Publication Date: March 2004

Pages: 368; Price: $24.95

Date Reviewed: 29-05-04

Reviewed by: Katie Dean © 2004

REFERENCES

COLUMNS

General Fiction, Mystery

07-05-04

'Little Children' is a novel of suburban life and thirty-something angst. It is lighthearted, but full of truisms. Perrotta is a clever observer of people and the experiences and feelings he details will seem familiar to every reader. In many ways, very little actually happens, but Perrotta's style is so engaging that this book about ordinary people leading humdrum lives is strangely compelling.

The cast of characters is comparatively small. It focuses upon a handful of young parents all with toddlers. Todd is a handsome house-husband with a stunning wife and an angelic three-year old boy. Sarah is married to an older man with two grown daughters. She stays at home looking after their three-year old daughter. Larry is an ex-cop living at home in early retirement although he is only in his thirties. A handful of other young Mums known to Sarah and Todd from their visits to the playground also sidle in and out of the action. On the face of it, these are happily married people with comfortable homes and growing families; normal, unremarkable people.

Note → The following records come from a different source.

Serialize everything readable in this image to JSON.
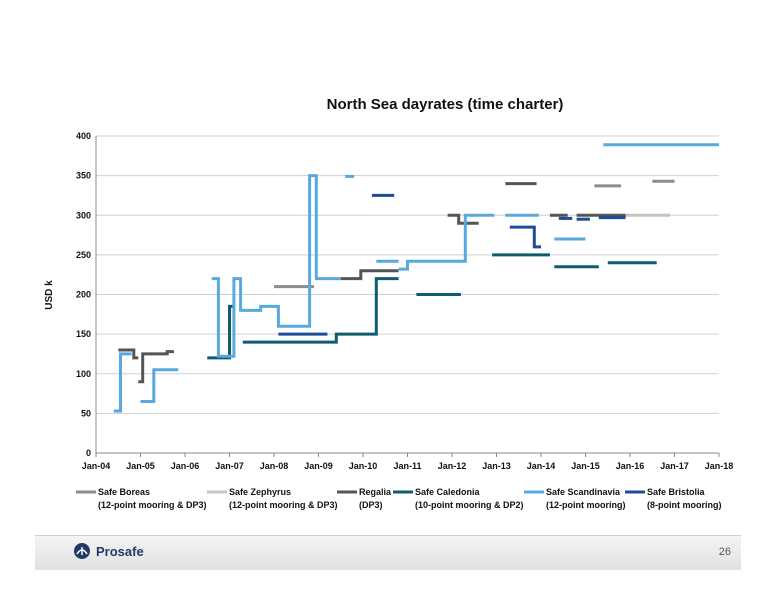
{
  "chart_data": {
    "type": "line",
    "title": "North Sea dayrates (time charter)",
    "ylabel": "USD k",
    "xlabel": "",
    "ylim": [
      0,
      400
    ],
    "yticks": [
      0,
      50,
      100,
      150,
      200,
      250,
      300,
      350,
      400
    ],
    "xlim": [
      2004.0,
      2018.0
    ],
    "xticks": [
      {
        "label": "Jan-04",
        "value": 2004
      },
      {
        "label": "Jan-05",
        "value": 2005
      },
      {
        "label": "Jan-06",
        "value": 2006
      },
      {
        "label": "Jan-07",
        "value": 2007
      },
      {
        "label": "Jan-08",
        "value": 2008
      },
      {
        "label": "Jan-09",
        "value": 2009
      },
      {
        "label": "Jan-10",
        "value": 2010
      },
      {
        "label": "Jan-11",
        "value": 2011
      },
      {
        "label": "Jan-12",
        "value": 2012
      },
      {
        "label": "Jan-13",
        "value": 2013
      },
      {
        "label": "Jan-14",
        "value": 2014
      },
      {
        "label": "Jan-15",
        "value": 2015
      },
      {
        "label": "Jan-16",
        "value": 2016
      },
      {
        "label": "Jan-17",
        "value": 2017
      },
      {
        "label": "Jan-18",
        "value": 2018
      }
    ],
    "grid": "horizontal",
    "legend_position": "bottom",
    "series": [
      {
        "name": "Safe Boreas",
        "note": "(12-point mooring & DP3)",
        "color": "#8c8c8c",
        "segments": [
          [
            [
              2008.0,
              210
            ],
            [
              2008.9,
              210
            ]
          ],
          [
            [
              2015.2,
              337
            ],
            [
              2015.8,
              337
            ]
          ],
          [
            [
              2016.5,
              343
            ],
            [
              2017.0,
              343
            ]
          ]
        ]
      },
      {
        "name": "Safe Zephyrus",
        "note": "(12-point mooring & DP3)",
        "color": "#c4c4c4",
        "segments": [
          [
            [
              2015.9,
              300
            ],
            [
              2016.9,
              300
            ]
          ]
        ]
      },
      {
        "name": "Regalia",
        "note": "(DP3)",
        "color": "#555555",
        "segments": [
          [
            [
              2004.5,
              130
            ],
            [
              2004.85,
              130
            ],
            [
              2004.85,
              120
            ],
            [
              2004.95,
              120
            ]
          ],
          [
            [
              2004.95,
              90
            ],
            [
              2005.05,
              90
            ],
            [
              2005.05,
              125
            ],
            [
              2005.6,
              125
            ],
            [
              2005.6,
              128
            ],
            [
              2005.75,
              128
            ]
          ],
          [
            [
              2009.5,
              220
            ],
            [
              2009.95,
              220
            ],
            [
              2009.95,
              230
            ],
            [
              2010.8,
              230
            ]
          ],
          [
            [
              2011.9,
              300
            ],
            [
              2012.15,
              300
            ],
            [
              2012.15,
              290
            ],
            [
              2012.6,
              290
            ]
          ],
          [
            [
              2013.2,
              340
            ],
            [
              2013.9,
              340
            ]
          ],
          [
            [
              2014.2,
              300
            ],
            [
              2014.6,
              300
            ]
          ],
          [
            [
              2014.8,
              300
            ],
            [
              2015.9,
              300
            ]
          ]
        ]
      },
      {
        "name": "Safe Caledonia",
        "note": "(10-point mooring & DP2)",
        "color": "#0f5c6e",
        "segments": [
          [
            [
              2006.5,
              120
            ],
            [
              2007.0,
              120
            ],
            [
              2007.0,
              185
            ],
            [
              2007.1,
              185
            ]
          ],
          [
            [
              2007.3,
              140
            ],
            [
              2009.4,
              140
            ],
            [
              2009.4,
              150
            ],
            [
              2010.3,
              150
            ],
            [
              2010.3,
              220
            ],
            [
              2010.8,
              220
            ]
          ],
          [
            [
              2011.2,
              200
            ],
            [
              2012.2,
              200
            ]
          ],
          [
            [
              2012.9,
              250
            ],
            [
              2014.2,
              250
            ]
          ],
          [
            [
              2014.3,
              235
            ],
            [
              2015.3,
              235
            ]
          ],
          [
            [
              2015.5,
              240
            ],
            [
              2016.6,
              240
            ]
          ]
        ]
      },
      {
        "name": "Safe Scandinavia",
        "note": "(12-point mooring)",
        "color": "#5aa9de",
        "segments": [
          [
            [
              2004.4,
              53
            ],
            [
              2004.55,
              53
            ],
            [
              2004.55,
              125
            ],
            [
              2004.8,
              125
            ]
          ],
          [
            [
              2005.0,
              65
            ],
            [
              2005.3,
              65
            ],
            [
              2005.3,
              105
            ],
            [
              2005.85,
              105
            ]
          ],
          [
            [
              2006.6,
              220
            ],
            [
              2006.75,
              220
            ],
            [
              2006.75,
              122
            ],
            [
              2007.1,
              122
            ],
            [
              2007.1,
              220
            ],
            [
              2007.25,
              220
            ],
            [
              2007.25,
              180
            ],
            [
              2007.7,
              180
            ],
            [
              2007.7,
              185
            ],
            [
              2008.1,
              185
            ],
            [
              2008.1,
              160
            ],
            [
              2008.8,
              160
            ],
            [
              2008.8,
              350
            ],
            [
              2008.95,
              350
            ],
            [
              2008.95,
              220
            ],
            [
              2009.5,
              220
            ]
          ],
          [
            [
              2009.6,
              349
            ],
            [
              2009.8,
              349
            ]
          ],
          [
            [
              2010.3,
              242
            ],
            [
              2010.8,
              242
            ]
          ],
          [
            [
              2010.8,
              232
            ],
            [
              2011.0,
              232
            ],
            [
              2011.0,
              242
            ],
            [
              2012.3,
              242
            ],
            [
              2012.3,
              300
            ],
            [
              2012.95,
              300
            ]
          ],
          [
            [
              2013.2,
              300
            ],
            [
              2013.95,
              300
            ]
          ],
          [
            [
              2014.3,
              270
            ],
            [
              2015.0,
              270
            ]
          ],
          [
            [
              2015.4,
              389
            ],
            [
              2018.0,
              389
            ]
          ]
        ]
      },
      {
        "name": "Safe Bristolia",
        "note": "(8-point mooring)",
        "color": "#1c4c9a",
        "segments": [
          [
            [
              2008.1,
              150
            ],
            [
              2009.2,
              150
            ]
          ],
          [
            [
              2010.2,
              325
            ],
            [
              2010.7,
              325
            ]
          ],
          [
            [
              2013.3,
              285
            ],
            [
              2013.85,
              285
            ],
            [
              2013.85,
              260
            ],
            [
              2014.0,
              260
            ]
          ],
          [
            [
              2014.4,
              296
            ],
            [
              2014.7,
              296
            ]
          ],
          [
            [
              2014.8,
              295
            ],
            [
              2015.1,
              295
            ]
          ],
          [
            [
              2015.3,
              297
            ],
            [
              2015.9,
              297
            ]
          ]
        ]
      }
    ]
  },
  "footer": {
    "logo_text": "Prosafe",
    "page_number": "26"
  }
}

The plot of the 'Little Children' is deceptively simple. On the one hand these are ordinary people living mundane and repetitive lives. The community is set alight when a convicted paedophile is released from prison and moves into their midst to live with his mother. Larry spearheads a campaign to have the man, Ronnie McGorvey evicted. The entire community is in uproar, attending public meetings and settling into a state of over-protective anxiety. This is the politics of suburbia, the willingness of a community to rally in self-defence at the first sign of threat. Perrotta treads a fine line between looking at a serious contemporary issue and a tongue-in-cheek dig at suburban civil protest.

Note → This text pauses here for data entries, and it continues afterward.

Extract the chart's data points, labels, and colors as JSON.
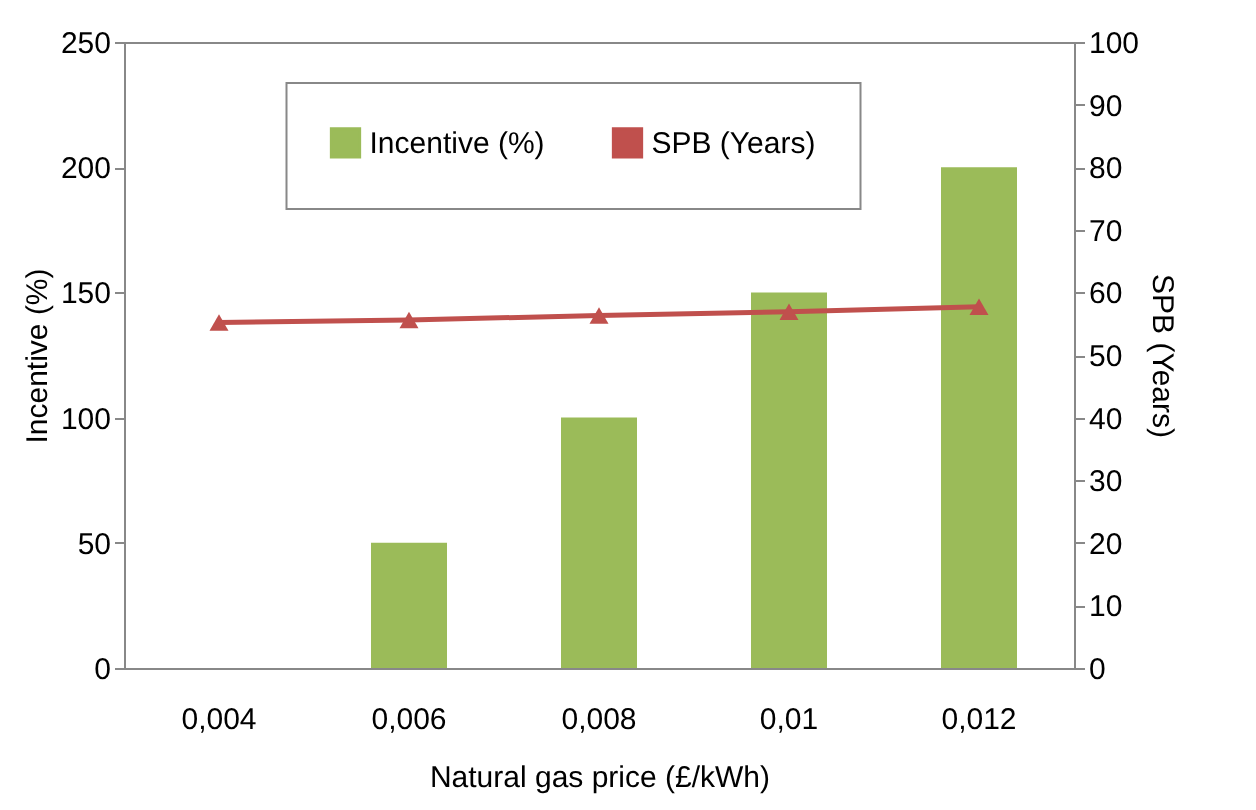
{
  "chart_data": {
    "type": "bar",
    "xlabel": "Natural gas price (£/kWh)",
    "ylabel": "Incentive (%)",
    "y2label": "SPB (Years)",
    "categories": [
      "0,004",
      "0,006",
      "0,008",
      "0,01",
      "0,012"
    ],
    "series": [
      {
        "name": "Incentive (%)",
        "color": "#9bbb59",
        "values": [
          0,
          50,
          100,
          150,
          200
        ]
      },
      {
        "name": "SPB (Years)",
        "type": "line",
        "axis": "y2",
        "color": "#c0504d",
        "values": [
          55.2,
          55.6,
          56.3,
          56.9,
          57.7
        ]
      }
    ],
    "ylim": [
      0,
      250
    ],
    "yticks": [
      0,
      50,
      100,
      150,
      200,
      250
    ],
    "y2lim": [
      0,
      100
    ],
    "y2ticks": [
      0,
      10,
      20,
      30,
      40,
      50,
      60,
      70,
      80,
      90,
      100
    ],
    "grid": false,
    "legend": "top",
    "marker": "triangle"
  }
}
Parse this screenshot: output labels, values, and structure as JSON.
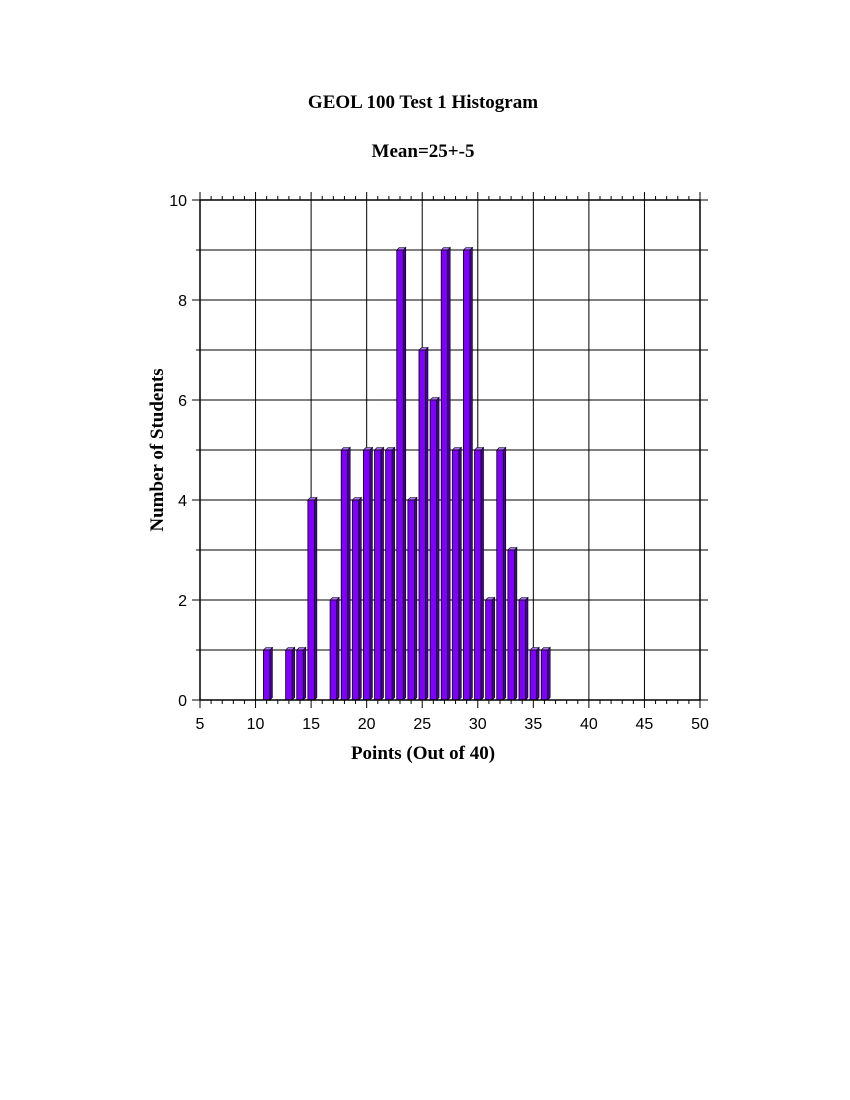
{
  "chart_data": {
    "type": "bar",
    "title": "GEOL 100 Test 1 Histogram",
    "subtitle": "Mean=25+-5",
    "xlabel": "Points (Out of 40)",
    "ylabel": "Number of Students",
    "xlim": [
      5,
      50
    ],
    "ylim": [
      0,
      10
    ],
    "x_ticks": [
      5,
      10,
      15,
      20,
      25,
      30,
      35,
      40,
      45,
      50
    ],
    "y_ticks": [
      0,
      2,
      4,
      6,
      8,
      10
    ],
    "grid": true,
    "bar_color": "#8000ff",
    "x": [
      11,
      13,
      14,
      15,
      17,
      18,
      19,
      20,
      21,
      22,
      23,
      24,
      25,
      26,
      27,
      28,
      29,
      30,
      31,
      32,
      33,
      34,
      35,
      36
    ],
    "values": [
      1,
      1,
      1,
      4,
      2,
      5,
      4,
      5,
      5,
      5,
      9,
      4,
      7,
      6,
      9,
      5,
      9,
      5,
      2,
      5,
      3,
      2,
      1,
      1
    ]
  }
}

This, however, is really only a sub-plot. Perrotta is primarily concerned with the phenomenon now trendily termed 'thirty-something angst', the ever-present need for compromise between family and career. Perrotta's viewpoint is polarized into two types. The stay-at-home half of the family face a complicated mixture of boredom with the mundane regularity of keeping house and looking after young children and the satisfaction of bringing up a family. The working half of the couple is subject to all the pressures of a career combined with the frustration of not being able to spend time with their family or doing the things they choose. These are frustrations that face all of us at one point or another. Perrotta manages to present the more comic side of these problems. His sense of human frailty is palpable and his novel is compelling because he manages to portray people with sensitivity and humour at the same time.

'Little Children' allows us to laugh at ourselves. It takes a comic look at very ordinary people in an average suburban town and examines themes that will be familiar to everyone. This genre of novel allows people to exercise a collective sigh of relief, safe in the knowledge that they are not alone in the seemingly petty concerns that determine their everyday existence. Such subject matter, when combined with Perrotta's gift for character portrayal is guaranteed to produce a winning formula.